Rayan’s World Cup Dream: From Fantasy to Target
In March, Rayan left Bournemouth as a promising teenager. He came back from Brazil duty as something else entirely: a player who now sees the 2026 World Cup not as a fantasy, but as a target.
His first senior call-up from Carlo Ancelotti caught him off guard. Fourteen minutes in a friendly against Croatia is barely a cameo on paper. For Rayan, it changed everything. Those few minutes, and the days around them, dragged his dream out of the clouds and dropped it firmly onto the calendar.
Inside the Brazil camp, the hierarchy could have been intimidating. Instead, it wrapped around him.
Vinícius Júnior, Raphinha, Marquinhos – established names, Champions League nights, global campaigns – all made space for the newcomer. Rayan spoke of how they welcomed him, how the dressing room doors didn’t feel as heavy once they’d opened for him and fellow debutant Igor Thiago. The star power was obvious; the warmth surprised him.
At the centre of it all stood Casemiro. Not the loudest, not the flashiest, but the one who set the tone. Rayan described him as serious, a “father figure”, the anchor of a group that could easily drift into ego and status. Instead, the veteran midfielder made sure the youngest faces felt like they belonged in that yellow shirt.
The biggest shock, though, came from the man in charge.
Rayan had grown up watching Carlo Ancelotti on television, lifting trophies with AC Milan and Real Madrid, a silhouette on the touchline of European nights. Meeting him in person should have been a distant, almost awkward encounter between a global icon and a teenager still finding his way in the Premier League.
It wasn’t.
Their first conversation unfolded in fluent Portuguese. Ancelotti, the Italian serial winner, spoke the language with ease. No translator. No awkward pauses. Just a coach talking directly to his player. For Rayan, already nervous in front of a manager who “won everything at Real Madrid and everywhere else he’s been,” that detail cut through the tension. It made the moment feel less like a formality and more like a welcome.
The dream, suddenly, felt personal.
Now the domestic season is reaching its final stretch, but Rayan’s eyes are fixed elsewhere – on Rio de Janeiro, on the Museum of Tomorrow, on a list that will shape Brazil’s immediate future. He has already made the 55-man preliminary squad. That alone would have sounded outrageous to the boy who once watched these players from his living room. It is no longer enough.
He is chasing one of the 26 final spots.
Circumstances may have cracked the door open a little wider. The injury to Chelsea’s Estevao has created a vacancy in Ancelotti’s plans, a space that needs filling in the attacking pool. For a Bournemouth forward still carving out his name in England, it is a brutal reminder of football’s reality – one player’s misfortune can become another’s opportunity.
Rayan knows this.
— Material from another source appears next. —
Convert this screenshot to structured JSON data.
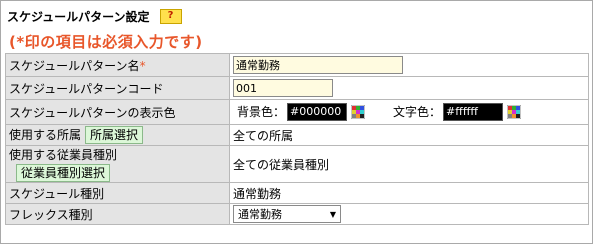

He also knows nothing is guaranteed.
His story has moved quickly. From ex-Vasco prospect to Premier League attacker. From watching his idols on television to pressing alongside them in training, sharing rondos, hearing his name shouted by players he once only saw on screen. He admitted he wasn’t sure his name would be on that first call-up list in March. It was. Now he waits to discover if it will be on the list that really counts.